Print Edition: January 10, 2010

Subprime borrowers in the US trigger a global financial crisis. A Wall Street marquee name goes bankrupt. Many more banks around the world go under. Liquidity tightens. Demand conditions weaken, prices of commodities crash, employees and consumers panic. Say hello to a recession, or a depression, or an economic slowdown, depending on which part of the world you are, and how badly you’ve been hit. For those in business, it’s time to cut down production, clamp down on investments and capital expenditure, ruthlessly lay employees off, and grit one’s teeth and wait for the rough times to pass. Right?

Wrong. An economic slowdown—that's what it was in India—isn't necessarily a time to batten down the hatches, as India Inc.'s brightest leaders reveal in this package on "What I Learnt in the Downturn". Sure, you've got to keep a tight rein on costs, but then you should have been watching them even in the boom. Sure, you should get into a mode of prudence, but if you've turned irrationally pessimistic that's because you might have been wildly exuberant during the rah-rah times. Sure, you need to exercise restraint in expenditure, but that moderation shouldn't be in inverse proportion to your eagerness to buy everything with a sale sign when valuations were over the top.

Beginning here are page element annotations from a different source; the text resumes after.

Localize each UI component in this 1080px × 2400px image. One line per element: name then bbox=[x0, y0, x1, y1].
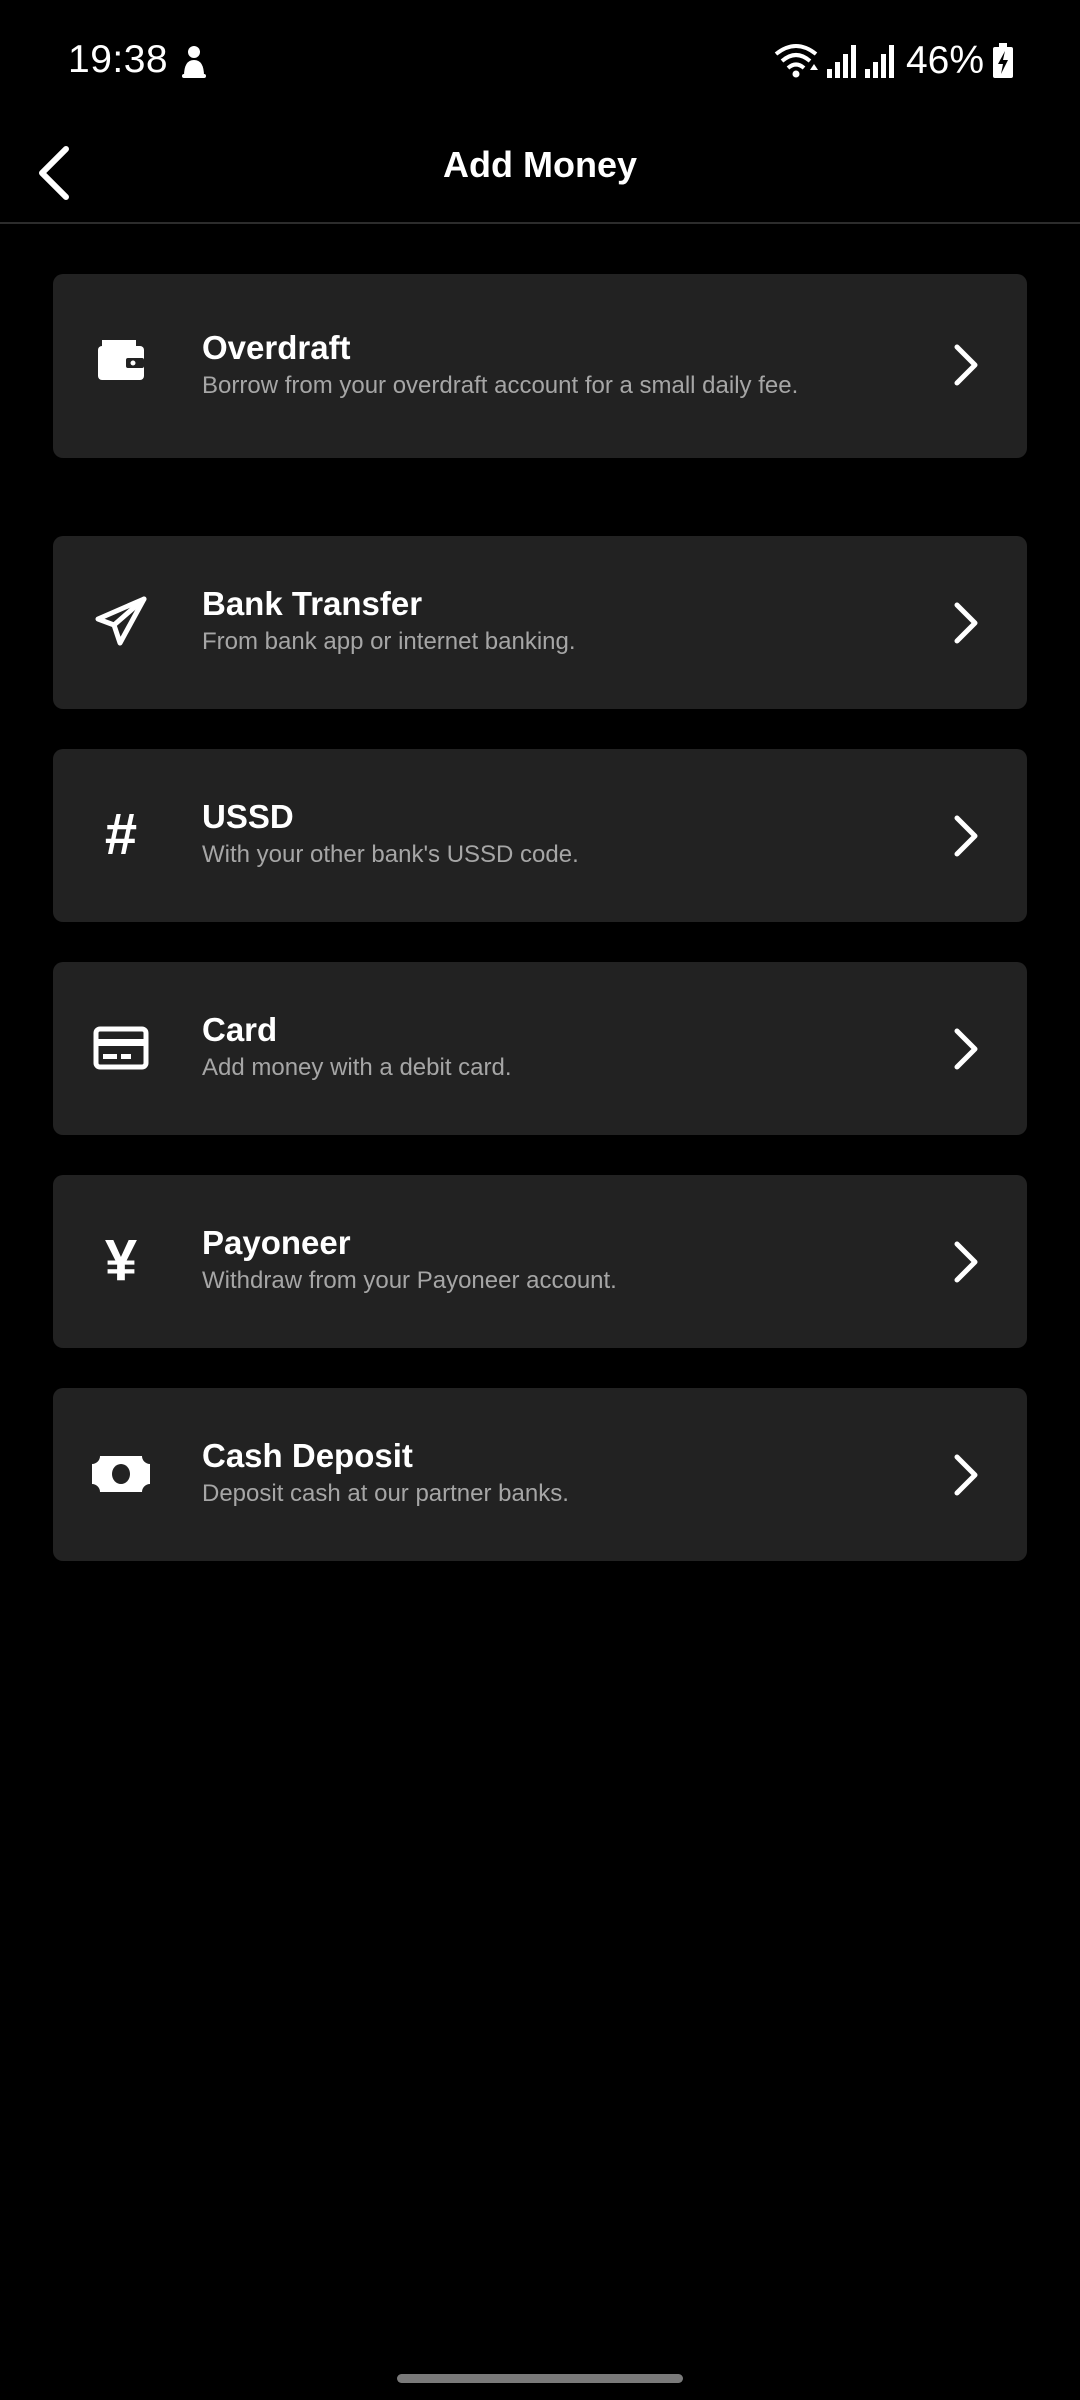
battery-percentage: 46% bbox=[905, 39, 984, 82]
option-overdraft[interactable]: Overdraft Borrow from your overdraft acc… bbox=[53, 274, 1027, 458]
status-indicators: 46% bbox=[774, 36, 1014, 86]
page-title: Add Money bbox=[443, 144, 637, 185]
chevron-right-icon bbox=[947, 1024, 983, 1074]
wallet-icon bbox=[91, 330, 151, 390]
hash-glyph: # bbox=[104, 802, 138, 867]
app-header: Add Money bbox=[0, 124, 1080, 224]
banknote-icon bbox=[91, 1444, 151, 1504]
option-title: Payoneer bbox=[202, 1224, 351, 1261]
signal-icon-2 bbox=[864, 43, 894, 79]
signal-icon-1 bbox=[826, 43, 856, 79]
yen-icon: ¥ bbox=[91, 1231, 151, 1291]
chevron-right-icon bbox=[947, 1237, 983, 1287]
option-subtitle: Withdraw from your Payoneer account. bbox=[202, 1267, 617, 1294]
paper-plane-icon bbox=[91, 592, 151, 652]
option-subtitle: Borrow from your overdraft account for a… bbox=[202, 372, 799, 399]
chevron-right-icon bbox=[947, 598, 983, 648]
option-card[interactable]: Card Add money with a debit card. bbox=[53, 962, 1027, 1135]
option-title: USSD bbox=[202, 798, 294, 835]
credit-card-icon bbox=[91, 1018, 151, 1078]
yen-glyph: ¥ bbox=[104, 1228, 138, 1293]
option-cash-deposit[interactable]: Cash Deposit Deposit cash at our partner… bbox=[53, 1388, 1027, 1561]
wifi-icon bbox=[774, 42, 818, 80]
option-title: Overdraft bbox=[202, 329, 351, 366]
chevron-right-icon bbox=[947, 340, 983, 390]
battery-charging-icon bbox=[992, 43, 1014, 79]
option-subtitle: With your other bank's USSD code. bbox=[202, 841, 579, 868]
chevron-right-icon bbox=[947, 1450, 983, 1500]
status-bar: 19:38 46% bbox=[0, 0, 1080, 124]
option-subtitle: Add money with a debit card. bbox=[202, 1054, 512, 1081]
status-time: 19:38 bbox=[68, 38, 169, 81]
hash-icon: # bbox=[91, 805, 151, 865]
chevron-right-icon bbox=[947, 811, 983, 861]
option-payoneer[interactable]: ¥ Payoneer Withdraw from your Payoneer a… bbox=[53, 1175, 1027, 1348]
option-subtitle: Deposit cash at our partner banks. bbox=[202, 1480, 569, 1507]
option-title: Card bbox=[202, 1011, 278, 1048]
option-subtitle: From bank app or internet banking. bbox=[202, 628, 576, 655]
option-title: Bank Transfer bbox=[202, 585, 423, 622]
notification-icon bbox=[176, 42, 212, 82]
option-title: Cash Deposit bbox=[202, 1437, 413, 1474]
home-indicator[interactable] bbox=[397, 2374, 683, 2383]
option-bank-transfer[interactable]: Bank Transfer From bank app or internet … bbox=[53, 536, 1027, 709]
option-ussd[interactable]: # USSD With your other bank's USSD code. bbox=[53, 749, 1027, 922]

These are just some of the lessons that India's top business leaders have for those in business, big and small: To stay focussed on your long-term vision, with the confidence that the downturn can't last forever. As a leader, you need to be able to take along those who work with you—in good times or bad; you need even more energy and a clearer sense of direction to fire them up in the tough times. Above all, go in the opposite direction of the herd. One size doesn't fit all—and never will. In the next 78 pages, you will come across the experiences of a diverse range of CEOs in what was the toughest period most of them have ever been through; and how they pulled through it. There's plenty to learn from what they learnt—some of it the hard way—from the downturn.